Michael in questa foto indossa una giacca con il simbolo del bastone di Asclepio.

Il serpente viene visto come agente di guarigione e rappresenta la prudenza il ringiovanimento, la sapienza, e la rinascita.

Quest’animale suscitò negli antichi grande impressione per la sua vita misteriosa e sotterranea, per la sua capacità di secernere veleni mortali e per la sua grande velocità pur senza organi motori, nonché per la sua capacità di ipnotizzare le sue prede. 

Il serpente è anche simbolo di potenza: lo troviamo per esempio sulla testa dei re d’Egitto.

BASTONE DI ASCLEPIO

Asclepio era il dio della salute nell’antico pantheon greco. Il nome latinizzato del dio era Esculapio. 

Il bastone di Asclepio simboleggia le arti sanitarie, combinando il serpente – che con il cambiamento della pelle simboleggia la rinascita e la fertilità – con la verga, un semplice strumento.

Il serpente sacro al dio Esculapio intende simboleggiare che gli infermi per guarire devono crearsi un corpo nuovo, ovvero lasciare l’antica pelle come fanno i serpenti ad ogni muta, in una sorta di ringiovanimento, di rinascita. 

Inoltre gli antichi avevano un alto concetto di tale animale soprattutto per le acuzie della sua vista e della sua attenzione, prerogative indispensabili ai medici del tempo.

Spesso il bastone di Asclepio viene confuso con il caduceo.

CADUCEO

Il caduceo era un simbolo del commercio ed è associato con il dio greco Ermes (Mercurio).

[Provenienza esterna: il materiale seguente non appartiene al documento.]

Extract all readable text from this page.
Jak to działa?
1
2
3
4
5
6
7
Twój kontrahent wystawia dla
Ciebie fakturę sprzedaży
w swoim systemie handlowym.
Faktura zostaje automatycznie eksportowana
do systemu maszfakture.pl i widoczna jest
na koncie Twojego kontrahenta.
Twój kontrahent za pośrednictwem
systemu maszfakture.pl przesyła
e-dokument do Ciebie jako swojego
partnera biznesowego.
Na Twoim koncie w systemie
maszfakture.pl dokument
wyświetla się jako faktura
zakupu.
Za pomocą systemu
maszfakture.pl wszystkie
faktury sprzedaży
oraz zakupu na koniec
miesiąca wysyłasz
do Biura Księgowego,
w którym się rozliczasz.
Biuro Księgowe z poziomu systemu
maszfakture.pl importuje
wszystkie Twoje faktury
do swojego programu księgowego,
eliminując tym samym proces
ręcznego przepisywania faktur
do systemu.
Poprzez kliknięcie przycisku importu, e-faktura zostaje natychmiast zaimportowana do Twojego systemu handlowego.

Attualmente è spesso utilizzato erroneamente con il Bastone di Asclepio, associando il caduceo con la medicina, specialmente negli Stati Uniti. Storicamente i due simboli ebbero significati distinti. Il simbolo è inoltre usato in Italia sulle ambulanze.

La sua immagine, raffigura due serpenti attorcigliati in senso inverso intorno ad una verga ornata d’ali.

Metafisicamente il caduceo rappresentava la discesa della materia primordiale nella materia grossolana; fisiologicamente, invece, rappresentava le correnti vitali che scorrono nel corpo umano.

Quindi i due serpenti raffigurano le polarità del bene e del male tenute in equilibrio dalla bacchetta del dio che ne controlla le forze. Sono le correnti cosmiche riferite sia all’universo che all’uomo nella complessità del suo organismo (macro- e microcosmo). Le ali simboleggiano il primato dell’intelligenza, che si pone al di sopra della materia per poterla dominare attraverso la conoscenza.

Inoltre, il caduceo è un simbolo che veniva rappresentato sui monumenti egiziani costruiti prima di Osiride: astronomicamente la testa e la coda dei due serpenti rappresentavano i punti dell’eclittica in cui il Sole e la Luna si incontrano, quasi in un abbraccio.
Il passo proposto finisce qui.